Synergistic integration of topology and machine learning for the predictions of protein-ligand binding affinities and mutation impacts

拓扑和机器学习的协同集成，用于预测蛋白质-配体结合亲和力和突变影响

• 批准号: 9756427
• 负责人: Guowei Wei
• 金额: $ 31.93万
• 依托单位: MICHIGAN STATE UNIVERSITY
• 依托单位国家: 美国
• 财政年份: 2018
• 资助国家: 美国
• 起止时间: 2018-08-01 至 2022-07-31
• 项目状态: 已结题
• 来源: https://reporter.nih.gov/project-details/9756427
• 关键词: 3-Dimensional; Address; Affinity; Architecture; Big Data; Binding; Binding Proteins; Bioinformatics; Biological; Biological Sciences; Biophysics; Characteristics; Chemicals; Classification; Complex; Computer software; DNA Sequence; Data; Data Analyses; Data Science; Data Set; Databases; Development; Diagnosis; Dimensions; Drug Design; Electrostatics; Elements; Free Energy; Freedom; Future Generations; Geometry; Handwriting; Image Analysis; Induced Mutation; Ions; Learning; Ligand Binding; Ligands; Lipids; Machine Learning; Medical; Membrane; Membrane Proteins; Metals; Methodology; Methods; Mutation; Physics; Plant Roots; Proteins; Psychological Transfer; Site; Speech; System; Techniques; Thermodynamics; Work; algebraic topology; base; cofactor; data warehouse; deep learning; deep learning algorithm; direct application; high dimensionality; improved; innovation; language processing; learning algorithm; learning strategy; machine learning algorithm; metallicity; models and simulation; multi-task learning; multitask; mutant; neglect; next generation; search engine; tool; trend; user-friendly

Project Summary Fundamental challenges that hinder the current understanding of biomolecular systems are their tremendous complexity, high dimensionality and excessively large data sets associated with their geometric modeling and simulations. These challenges call for innovative strategies for handling massive biomolecular datasets. Topology, in contrast to geometry, provides a unique tool for dimensionality reduction and data simplification. However, traditional topology typically incurs with excessive reduction in geometric information. Persistent homology is a new branch of topology that is able to bridge traditional topology and geometry, but suffers from neglecting biological information. Built upon PI’s recent work in the topological data analysis of biomolecules, this project will explore how to integrate topological data analysis and machine learning to significantly improve the current state-of-the-art predictions of protein-ligand binding and mutation impact established in the PI’s preliminary studies. These improvements will be achieved through developing physics-embedded topological methodologies and advanced deep learning architectures for tackling heterogeneous biomolecular data sets arising from a variety of physical and biological considerations. Finally, the PI will establish robust databases and online servers for the proposed predictions.

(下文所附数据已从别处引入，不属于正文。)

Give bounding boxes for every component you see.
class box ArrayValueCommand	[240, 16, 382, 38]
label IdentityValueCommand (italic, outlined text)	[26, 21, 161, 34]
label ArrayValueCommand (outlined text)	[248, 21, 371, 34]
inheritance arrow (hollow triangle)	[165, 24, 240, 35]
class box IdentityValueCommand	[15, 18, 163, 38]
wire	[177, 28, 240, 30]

项目摘要 阻碍目前对生物分子系统的理解的根本挑战是它们的 巨大的复杂性，高维度和与其相关的超大数据集， 几何建模和仿真。这些挑战需要创新的应对策略 海量生物分子数据集与几何学不同，拓扑学提供了一种独特的工具， 降维和数据简化。然而，传统拓扑通常会导致 几何信息的过度减少。持久同调是拓扑学的一个新的分支 它能够弥合传统的拓扑学和几何学，但却忽视了生物学， 信息.基于PI最近在生物分子拓扑数据分析方面的工作， 该项目将探索如何将拓扑数据分析和机器学习相结合， 改进当前对蛋白质-配体结合和突变影响的最新预测 在PI的初步研究中确定。这些改进将通过以下方式实现： 开发物理嵌入式拓扑方法和高级深度学习 用于处理由各种物理过程产生的异质生物分子数据集的体系结构 和生物学考虑。最后，PI将建立强大的数据库和在线服务器 对于提出的预测。